If it's the left side, then Jermon Bushrod, who missed most of the preseason with an injury, is going to have to prove that he is ready to take on one of the league's best pass rushers.

Bears Have to be Willing to Grind it Out

Last season, the Vikings were one of the stingier teams against the run in the NFL, ranking 11th by allowing just over 105 yards per game on the ground. That ability to stop the run was on display for the most part against the Bears, holding Matt Forte to only 42 yards in the Bears' Week 12 victory.

That inability to break big runs against the Vikings would lead some to say that the Bears need to air it out, but the Vikings' secondary has much the same mentality as their run-stoppers do. It is a bend-but-don't-break philosophy, conceding short gains over the middle and preventing large gains over the top. The Vikings executed that plan well against the Lions last week, holding Calvin Johnson to only three catches, but they died a death by a thousand cuts in ultimately giving up 357 yards in the air in a losing effort.

If the Bears are going to effectively mount an offensive attack against the Vikings, then they have to be willing to vary up their play-calling, and they have to accept four and five yard gains instead of getting impatient and going for the deep ball.
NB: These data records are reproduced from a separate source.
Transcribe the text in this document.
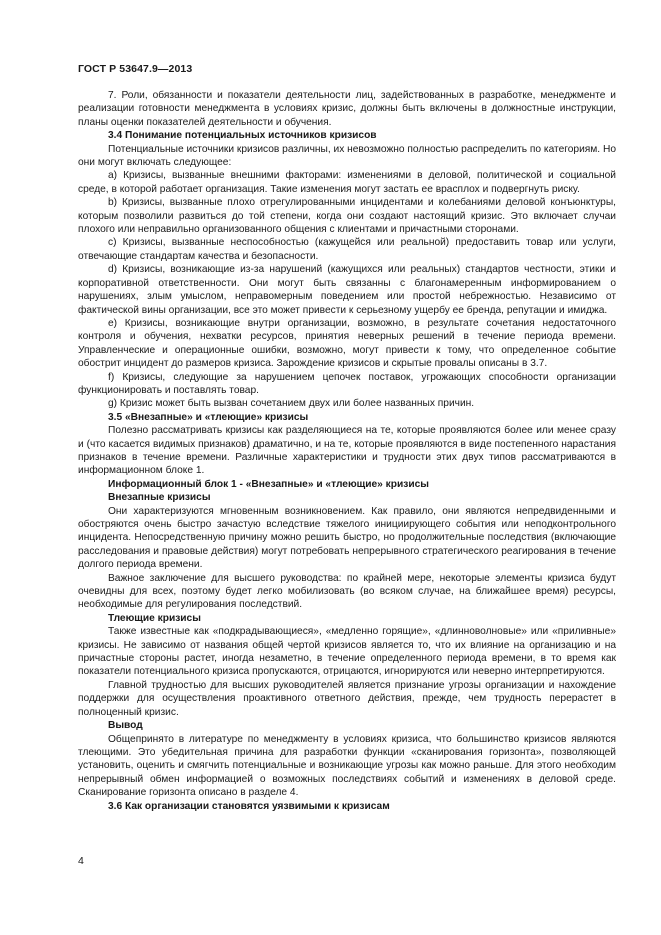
ГОСТ Р 53647.9—2013

7. Роли, обязанности и показатели деятельности лиц, задействованных в разработке, менеджменте и реализации готовности менеджмента в условиях кризис, должны быть включены в должностные инструкции, планы оценки показателей деятельности и обучения.

3.4 Понимание потенциальных источников кризисов

Потенциальные источники кризисов различны, их невозможно полностью распределить по категориям. Но они могут включать следующее:

a) Кризисы, вызванные внешними факторами: изменениями в деловой, политической и социальной среде, в которой работает организация. Такие изменения могут застать ее врасплох и подвергнуть риску.

b) Кризисы, вызванные плохо отрегулированными инцидентами и колебаниями деловой конъюнктуры, которым позволили развиться до той степени, когда они создают настоящий кризис. Это включает случаи плохого или неправильно организованного общения с клиентами и причастными сторонами.

c) Кризисы, вызванные неспособностью (кажущейся или реальной) предоставить товар или услуги, отвечающие стандартам качества и безопасности.

d) Кризисы, возникающие из-за нарушений (кажущихся или реальных) стандартов честности, этики и корпоративной ответственности. Они могут быть связанны с благонамеренным информированием о нарушениях, злым умыслом, неправомерным поведением или простой небрежностью. Независимо от фактической вины организации, все это может привести к серьезному ущербу ее бренда, репутации и имиджа.

e) Кризисы, возникающие внутри организации, возможно, в результате сочетания недостаточного контроля и обучения, нехватки ресурсов, принятия неверных решений в течение периода времени. Управленческие и операционные ошибки, возможно, могут привести к тому, что определенное событие обострит инцидент до размеров кризиса. Зарождение кризисов и скрытые провалы описаны в 3.7.

f) Кризисы, следующие за нарушением цепочек поставок, угрожающих способности организации функционировать и поставлять товар.

g) Кризис может быть вызван сочетанием двух или более названных причин.

3.5 «Внезапные» и «тлеющие» кризисы

Полезно рассматривать кризисы как разделяющиеся на те, которые проявляются более или менее сразу и (что касается видимых признаков) драматично, и на те, которые проявляются в виде постепенного нарастания признаков в течение времени. Различные характеристики и трудности этих двух типов рассматриваются в информационном блоке 1.

Информационный блок 1 - «Внезапные» и «тлеющие» кризисы
Внезапные кризисы

Они характеризуются мгновенным возникновением. Как правило, они являются непредвиденными и обостряются очень быстро зачастую вследствие тяжелого инициирующего события или неподконтрольного инцидента. Непосредственную причину можно решить быстро, но продолжительные последствия (включающие расследования и правовые действия) могут потребовать непрерывного стратегического реагирования в течение долгого периода времени.

Важное заключение для высшего руководства: по крайней мере, некоторые элементы кризиса будут очевидны для всех, поэтому будет легко мобилизовать (во всяком случае, на ближайшее время) ресурсы, необходимые для регулирования последствий.

Тлеющие кризисы

Также известные как «подкрадывающиеся», «медленно горящие», «длинноволновые» или «приливные» кризисы. Не зависимо от названия общей чертой кризисов является то, что их влияние на организацию и на причастные стороны растет, иногда незаметно, в течение определенного периода времени, в то время как показатели потенциального кризиса пропускаются, отрицаются, игнорируются или неверно интерпретируются.

Главной трудностью для высших руководителей является признание угрозы организации и нахождение поддержки для осуществления проактивного ответного действия, прежде, чем трудность перерастет в полноценный кризис.

Вывод

Общепринято в литературе по менеджменту в условиях кризиса, что большинство кризисов являются тлеющими. Это убедительная причина для разработки функции «сканирования горизонта», позволяющей установить, оценить и смягчить потенциальные и возникающие угрозы как можно раньше. Для этого необходим непрерывный обмен информацией о возможных последствиях событий и изменениях в деловой среде. Сканирование горизонта описано в разделе 4.

3.6 Как организации становятся уязвимыми к кризисам
4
Third Down Defense Must Improve for Bears

If there was one area in particular that the Bears struggled in last week, it was in their third down defense.
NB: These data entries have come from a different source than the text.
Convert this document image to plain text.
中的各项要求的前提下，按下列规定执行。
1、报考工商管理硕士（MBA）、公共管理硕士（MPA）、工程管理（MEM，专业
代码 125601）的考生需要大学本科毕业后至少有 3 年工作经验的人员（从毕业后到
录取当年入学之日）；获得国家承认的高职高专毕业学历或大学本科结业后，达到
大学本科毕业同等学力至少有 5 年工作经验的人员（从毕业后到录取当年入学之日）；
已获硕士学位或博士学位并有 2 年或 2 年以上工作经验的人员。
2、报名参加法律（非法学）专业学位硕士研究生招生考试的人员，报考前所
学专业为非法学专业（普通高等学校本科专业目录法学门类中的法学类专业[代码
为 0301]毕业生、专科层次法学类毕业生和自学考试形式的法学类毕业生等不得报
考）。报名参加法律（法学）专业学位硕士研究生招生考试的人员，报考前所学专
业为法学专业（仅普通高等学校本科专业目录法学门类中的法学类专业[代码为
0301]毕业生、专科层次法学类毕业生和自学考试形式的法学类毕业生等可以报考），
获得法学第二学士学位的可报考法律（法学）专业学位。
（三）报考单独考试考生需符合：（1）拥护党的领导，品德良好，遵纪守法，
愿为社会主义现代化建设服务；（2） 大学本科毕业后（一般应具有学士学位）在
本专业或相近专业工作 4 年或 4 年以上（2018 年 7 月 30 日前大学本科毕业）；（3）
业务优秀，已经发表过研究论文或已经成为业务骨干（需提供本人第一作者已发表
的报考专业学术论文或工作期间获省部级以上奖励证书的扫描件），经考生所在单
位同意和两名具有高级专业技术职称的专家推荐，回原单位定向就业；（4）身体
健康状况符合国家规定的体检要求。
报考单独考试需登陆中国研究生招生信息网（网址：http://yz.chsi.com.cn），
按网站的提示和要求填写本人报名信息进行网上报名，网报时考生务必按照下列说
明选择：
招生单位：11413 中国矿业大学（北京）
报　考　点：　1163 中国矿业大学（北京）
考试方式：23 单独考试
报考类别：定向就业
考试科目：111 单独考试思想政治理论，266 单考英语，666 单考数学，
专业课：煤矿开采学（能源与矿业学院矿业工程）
The Bengals seemed to have a field day against Chicago in the game, converting on third down seven times in 11 chances. Two of those failed conversions came thanks to James Anderson pass deflections, but the Bears have to do a better job all-around in trying to stop the Vikings from extending drives.

The Lions provided a nice blueprint in that regard last week, holding the Vikes to only two third down conversions in 10 chances. Most of that had to do with Ponder's struggles, but the Lions were also able to keep Peterson in check on those runs, and if the Bears can execute their game plan properly, then they should expect similar success.